Quattro anni dopo, il rapporto della CSI apre gli occhi anche agli ipocriti: "Il dossier contro il Qatar" rivela le violazioni dei diritti dei lavoratori ad un livello senza precedenti nell'organizzazione dei grandi avvenimenti sportivi, il disprezzo delle libertà e della vita degli operai.

Il Qatar conta 1,5 milioni di immigrati su 2 milioni di abitanti. Un esercito di schiavi al servizio di una casta dominante, nel paese dal Pil pro capite più elevato del mondo. Ecco una sintesi di ciò che i nostri dirigenti garantiscono in nome del "circo" moderno.

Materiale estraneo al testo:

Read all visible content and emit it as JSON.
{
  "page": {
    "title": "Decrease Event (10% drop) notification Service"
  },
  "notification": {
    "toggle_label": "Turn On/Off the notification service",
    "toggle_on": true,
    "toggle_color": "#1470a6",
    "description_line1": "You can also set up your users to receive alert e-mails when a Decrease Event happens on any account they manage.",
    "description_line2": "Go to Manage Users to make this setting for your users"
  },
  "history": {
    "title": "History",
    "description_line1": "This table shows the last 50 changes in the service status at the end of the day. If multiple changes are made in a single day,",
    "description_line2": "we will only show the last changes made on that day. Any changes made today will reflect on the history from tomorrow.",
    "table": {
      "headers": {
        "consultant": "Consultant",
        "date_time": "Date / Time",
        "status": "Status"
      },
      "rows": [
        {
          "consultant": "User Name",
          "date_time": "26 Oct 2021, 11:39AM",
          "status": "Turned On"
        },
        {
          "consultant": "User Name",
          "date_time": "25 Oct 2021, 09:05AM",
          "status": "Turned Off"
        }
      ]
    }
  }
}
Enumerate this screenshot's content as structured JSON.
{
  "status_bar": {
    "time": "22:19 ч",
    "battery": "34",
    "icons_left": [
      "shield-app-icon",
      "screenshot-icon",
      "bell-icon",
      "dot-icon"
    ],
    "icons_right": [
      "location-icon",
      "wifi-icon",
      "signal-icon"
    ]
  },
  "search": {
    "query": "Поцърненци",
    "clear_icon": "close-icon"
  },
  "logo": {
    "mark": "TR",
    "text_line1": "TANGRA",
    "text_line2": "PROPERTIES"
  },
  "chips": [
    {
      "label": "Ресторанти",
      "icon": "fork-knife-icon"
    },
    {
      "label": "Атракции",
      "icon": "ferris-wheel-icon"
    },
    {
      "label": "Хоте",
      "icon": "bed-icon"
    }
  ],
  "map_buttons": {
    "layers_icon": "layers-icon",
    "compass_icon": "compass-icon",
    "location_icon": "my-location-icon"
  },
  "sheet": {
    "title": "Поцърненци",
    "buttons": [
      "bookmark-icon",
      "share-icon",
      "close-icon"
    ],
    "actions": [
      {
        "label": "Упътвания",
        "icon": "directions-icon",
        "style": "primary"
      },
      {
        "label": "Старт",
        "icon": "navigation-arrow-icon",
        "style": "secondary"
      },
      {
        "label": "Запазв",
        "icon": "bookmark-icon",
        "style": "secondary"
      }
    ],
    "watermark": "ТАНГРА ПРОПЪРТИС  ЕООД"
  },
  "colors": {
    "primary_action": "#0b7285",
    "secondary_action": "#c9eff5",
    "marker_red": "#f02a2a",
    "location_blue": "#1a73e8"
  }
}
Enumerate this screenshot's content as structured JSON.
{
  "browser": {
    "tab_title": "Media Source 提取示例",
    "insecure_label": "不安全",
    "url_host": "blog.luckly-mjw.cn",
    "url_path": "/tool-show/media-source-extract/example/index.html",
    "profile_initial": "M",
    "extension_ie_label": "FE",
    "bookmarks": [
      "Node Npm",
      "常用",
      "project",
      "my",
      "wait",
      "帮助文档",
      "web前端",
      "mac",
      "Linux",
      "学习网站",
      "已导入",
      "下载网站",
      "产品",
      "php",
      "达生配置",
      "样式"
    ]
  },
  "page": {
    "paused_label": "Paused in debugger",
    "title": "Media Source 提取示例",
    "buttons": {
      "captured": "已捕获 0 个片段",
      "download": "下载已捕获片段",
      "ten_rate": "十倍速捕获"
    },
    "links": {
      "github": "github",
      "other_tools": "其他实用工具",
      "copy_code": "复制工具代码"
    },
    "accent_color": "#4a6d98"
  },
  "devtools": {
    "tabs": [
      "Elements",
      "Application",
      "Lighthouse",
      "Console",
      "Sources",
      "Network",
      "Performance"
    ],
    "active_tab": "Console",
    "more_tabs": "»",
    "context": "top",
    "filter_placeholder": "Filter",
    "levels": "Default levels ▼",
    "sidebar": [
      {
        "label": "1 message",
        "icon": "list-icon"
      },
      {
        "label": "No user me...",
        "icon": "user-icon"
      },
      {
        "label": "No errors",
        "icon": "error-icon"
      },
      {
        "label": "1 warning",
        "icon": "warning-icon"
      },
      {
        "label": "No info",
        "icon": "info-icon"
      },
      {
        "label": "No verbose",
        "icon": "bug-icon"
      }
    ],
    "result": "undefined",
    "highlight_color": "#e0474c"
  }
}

Il "kafala", un sistema contro i diritti dei migranti

Gli operai immigrati che lavorano nei cantieri sono privati di ogni libertà nel quadro del sistema "kafala": tutti gli operai immigrati sono sotto la responsabilità di un "kafil", un padrino che ha il controllo totale sui loro movimenti, nel paese come all'estero.

Il "kafil" può confiscare il passaporto dell'operaio - è il caso del 90% dei migranti - e privarlo di ogni tutela giuridica.

È allora alla mercé dei sinistri "campi di detenzione", dove sono ammassate parecchie centinaia di operai in uno stesso locale, sottomessi all'arbitrio, senza tutela legale né soddisfacimento dei bisogni più elementari.

Il lavoro forzato, la norma in Qatar

Il regime di lavoro forzato è la norma per i migranti in Qatar. Quasi tutti gli operai immigrati sono passati da una "agenzia di reclutamento" che addossa sui migranti nepalesi, indiani, filippini, indonesiani dei costi che vanno da 1.000 a 10.000 dollari a testa.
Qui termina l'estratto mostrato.